Le nouveau rapport de la banque d’investissement sur l’industrie de la musique indique que plus de gens paieront pour la musique au cours des 10 prochaines années, mais que chacun paiera moins cher.

La seule chose que l’industrie de la musique aime plus que de chanter ses propres louanges c’est d’écouter une entité comme Wall Street le faire.

Mercredi, Goldman Sachs a publié un rapport de recherche sur les actions qui prévoit que le marché de la musique enregistrée atteindra 45 milliards de dollars d’ici 2030, sous l’impulsion de 1,15 milliard d’utilisateurs payant pour des abonnements de steaming et 40 % de pénétration dans les marchés développés comme les États-Unis – autant de chiffres qui font que les entreprises du milieu se réjouissent.

Le précédent rapport de Goldman sur la musique, un rapport déjà brillant en 2017 intitulé « Music in the Air », prévoyait que l’industrie mondiale du disque génèrerait 44 milliards de dollars en 2030, les services de streaming l’aidant à se remettre de deux décennies de revenus en baisse. Mais le rapport de cette semaine (intitulé « Streaming crescendo ; raising our industry forecasts ») augmente la prévision de 1 milliard de dollars, grâce à « l’adoption plus rapide que prévu du streaming payant » et aux « mises à jour positives » des principales entités Spotify, Warner Music et Universal Music. La banque d’investissement a également révisé ses chiffres pour le streaming payant, affirmant que les abonnements généreront 27,5 milliards de dollars en 2030 par rapport à son estimation précédente de 27,1 milliards de dollars ; elle estime que les abonnés payants des marchés émergents seront également 778 millions en 2030 par rapport aux 530 millions prévus précédemment.
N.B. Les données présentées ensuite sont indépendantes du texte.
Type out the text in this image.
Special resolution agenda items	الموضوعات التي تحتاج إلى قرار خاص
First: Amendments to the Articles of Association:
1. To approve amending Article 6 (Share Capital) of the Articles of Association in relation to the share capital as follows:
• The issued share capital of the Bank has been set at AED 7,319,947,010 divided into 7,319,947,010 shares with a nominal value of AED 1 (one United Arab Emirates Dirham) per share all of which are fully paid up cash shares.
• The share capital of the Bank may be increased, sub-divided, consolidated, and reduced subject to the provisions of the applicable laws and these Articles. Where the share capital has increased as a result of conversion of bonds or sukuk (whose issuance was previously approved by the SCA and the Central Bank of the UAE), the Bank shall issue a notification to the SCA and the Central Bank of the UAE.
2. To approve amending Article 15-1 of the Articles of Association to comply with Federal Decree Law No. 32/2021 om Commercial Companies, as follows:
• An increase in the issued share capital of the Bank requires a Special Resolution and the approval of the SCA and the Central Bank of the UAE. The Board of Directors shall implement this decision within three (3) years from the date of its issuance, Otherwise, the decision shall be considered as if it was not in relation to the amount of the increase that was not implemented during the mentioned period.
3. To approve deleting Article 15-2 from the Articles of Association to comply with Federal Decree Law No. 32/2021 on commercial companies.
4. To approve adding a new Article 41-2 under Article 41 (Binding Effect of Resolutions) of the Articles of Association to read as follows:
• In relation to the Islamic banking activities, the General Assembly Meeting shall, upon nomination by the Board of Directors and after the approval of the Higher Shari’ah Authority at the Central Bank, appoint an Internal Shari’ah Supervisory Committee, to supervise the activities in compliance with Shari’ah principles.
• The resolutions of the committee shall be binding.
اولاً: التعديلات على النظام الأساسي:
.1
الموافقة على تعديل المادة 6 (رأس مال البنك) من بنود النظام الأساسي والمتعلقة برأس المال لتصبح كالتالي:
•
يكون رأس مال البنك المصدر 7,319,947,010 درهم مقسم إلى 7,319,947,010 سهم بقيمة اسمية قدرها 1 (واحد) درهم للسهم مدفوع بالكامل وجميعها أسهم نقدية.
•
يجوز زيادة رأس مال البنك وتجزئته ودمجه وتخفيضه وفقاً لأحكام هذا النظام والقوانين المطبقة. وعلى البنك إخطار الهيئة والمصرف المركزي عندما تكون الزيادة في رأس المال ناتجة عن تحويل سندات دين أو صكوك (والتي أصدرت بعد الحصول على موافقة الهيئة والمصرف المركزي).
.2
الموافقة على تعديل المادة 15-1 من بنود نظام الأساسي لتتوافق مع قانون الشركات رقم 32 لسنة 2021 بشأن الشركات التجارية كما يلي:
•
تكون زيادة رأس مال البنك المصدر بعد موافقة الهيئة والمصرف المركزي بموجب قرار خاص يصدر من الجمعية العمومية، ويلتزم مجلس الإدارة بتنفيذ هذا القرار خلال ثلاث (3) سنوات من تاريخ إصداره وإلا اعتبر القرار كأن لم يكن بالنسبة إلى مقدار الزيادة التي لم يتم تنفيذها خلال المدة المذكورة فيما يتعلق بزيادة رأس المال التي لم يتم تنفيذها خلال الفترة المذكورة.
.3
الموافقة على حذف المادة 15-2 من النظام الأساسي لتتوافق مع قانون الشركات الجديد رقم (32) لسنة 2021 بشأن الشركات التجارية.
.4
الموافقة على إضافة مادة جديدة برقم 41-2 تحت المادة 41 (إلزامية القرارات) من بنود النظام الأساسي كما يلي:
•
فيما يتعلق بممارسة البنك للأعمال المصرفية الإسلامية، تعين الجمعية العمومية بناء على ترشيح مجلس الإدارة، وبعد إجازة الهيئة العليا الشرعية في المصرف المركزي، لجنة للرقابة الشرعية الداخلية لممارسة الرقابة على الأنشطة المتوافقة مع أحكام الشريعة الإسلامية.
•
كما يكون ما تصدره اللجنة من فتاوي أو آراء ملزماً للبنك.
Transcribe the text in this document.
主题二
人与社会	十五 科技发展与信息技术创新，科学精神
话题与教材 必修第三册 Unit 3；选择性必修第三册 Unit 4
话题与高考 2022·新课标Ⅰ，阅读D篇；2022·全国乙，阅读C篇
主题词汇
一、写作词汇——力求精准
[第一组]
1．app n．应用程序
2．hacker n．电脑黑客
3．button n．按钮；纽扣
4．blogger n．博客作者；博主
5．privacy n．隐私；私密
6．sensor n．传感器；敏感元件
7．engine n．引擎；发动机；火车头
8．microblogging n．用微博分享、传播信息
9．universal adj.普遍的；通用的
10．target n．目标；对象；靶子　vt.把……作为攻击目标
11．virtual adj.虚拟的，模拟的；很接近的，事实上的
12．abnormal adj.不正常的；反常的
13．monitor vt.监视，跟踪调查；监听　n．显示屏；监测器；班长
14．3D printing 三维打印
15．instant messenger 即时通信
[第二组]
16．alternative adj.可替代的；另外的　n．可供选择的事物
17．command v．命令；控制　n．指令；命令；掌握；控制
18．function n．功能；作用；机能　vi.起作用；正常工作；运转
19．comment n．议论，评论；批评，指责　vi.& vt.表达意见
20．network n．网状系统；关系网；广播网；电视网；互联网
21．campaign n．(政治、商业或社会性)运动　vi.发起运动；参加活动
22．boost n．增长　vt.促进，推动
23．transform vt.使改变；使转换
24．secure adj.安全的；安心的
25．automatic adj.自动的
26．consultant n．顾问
Mais même si plus de gens paieront pour la musique, ils paieront tous moins individuellement, dit M. Goldman : La banque s’attend maintenant à ce que le revenu moyen par utilisateur (ou RMPA) passe de 32 $ en 2018 à 24,60 $ en 2030, alors qu’elle prévoyait auparavant que ce chiffre demeurerait autour de 32 $ par personne pour 2030. Pourquoi ? Les plates-formes de streaming musicales continuent de pousser agressivement les abonnement à des prix plus faibles à certains groupes démographiques comme les familles, ainsi que de les regrouper avec les offres de divertissement d’autres entreprises pour attirer de nouveaux utilisateurs. Mais Goldman estime que  » l’adoption plus rapide par les abonnés au détriment des tendances à court terme des ARPU est un élément positif sur le long terme pour tous les acteurs de l’écosystème  » qui entraînera une baisse des taux de désabonnement au fil du temps.

Quant à savoir qui dominera le paysage de streaming, Goldman ne s’attend pas à la domination d’un service en particulier. Nous pensons que le marché restera compétitif et qu’il n’y aura pas de dynamique qui suggère l’apparition d’un monopole, écrit l’équipe de recherche internationale de Goldman, dirigée par Lisa Yang.

L’équipe prévoit que si Spotify et Apple Music resteront les leaders de l’industrie, leur part « s’érodera avec le temps » à 32% et 16% en 2030, respectivement – en baisse par rapport au statu quo de 38% et 20% en 2018 – alors que les acteurs mondiaux de l’Internet comme Amazon, YouTube et Facebook passeront de 10% à 14% dans la même période. Goldman prévoit également que la société chinoise Tencent Music verra sa part de marché mondiale passer de 11 % l’an dernier à 23 % en 2030.

Le rapport de Goldman s’inscrit dans la lignée d’un récent rapport sur la musique de la Fédération internationale de l’industrie phonographique, qui fait état d’un nombre total d’utilisateurs de streaming payant de 255 millions en 2018 et qui a marqué la quatrième année consécutive de croissance des ventes du secteur musical au niveau mondial.